Before I tell the story, I must clarify something: a unit of blood is the volume of blood in a single container used for transfusions (approximately 500 ml).
Back to the story. The professor’s team were analyzing medical data related to some surgery (I don’t remember the details). At some point, they spotted a few disturbing correlations. They discovered that patients who lose more than two units of blood always have some complications after the surgery.
The team of IT guys who don’t know a lot about medicine were proud of themselves. The professor said that they even envisioned getting a Nobel Prize in medicine.
When they announced the result to the doctors who gave them the data, the doctors started laughing. After that, they showed them the first chapter in a book for medicine students. What the team taught to be “groundbreaking results” was literally at the beginning of a “Surgery 101” book.

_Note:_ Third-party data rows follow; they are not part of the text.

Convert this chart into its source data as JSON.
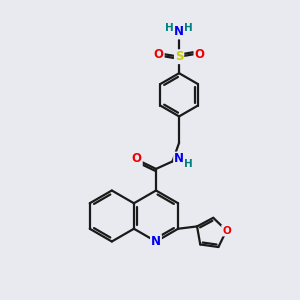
{
  "background_color": "#e8eaf0",
  "bond_color": "#1a1a1a",
  "atom_colors": {
    "N": "#0000ee",
    "O": "#ee0000",
    "S": "#cccc00",
    "H": "#008080",
    "C": "#1a1a1a"
  },
  "bond_width": 1.6,
  "figsize": [
    3.0,
    3.0
  ],
  "dpi": 100
}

The second story told by the professor was about the same dataset. The team noticed that if a particular doctor (let’s call him Doctor X) performs surgery on Monday afternoon, the patient always ends up with some problems. In this case, they were informed that the time and the day of the week do not matter because Doctor X is just a terrible surgeon.
So maybe we should not worry about rediscovering the well-known information? Instead of that, we should be concerned every time when the first, rudiment analysis does not confirm the expected facts because maybe we have just discovered that we are living a lie.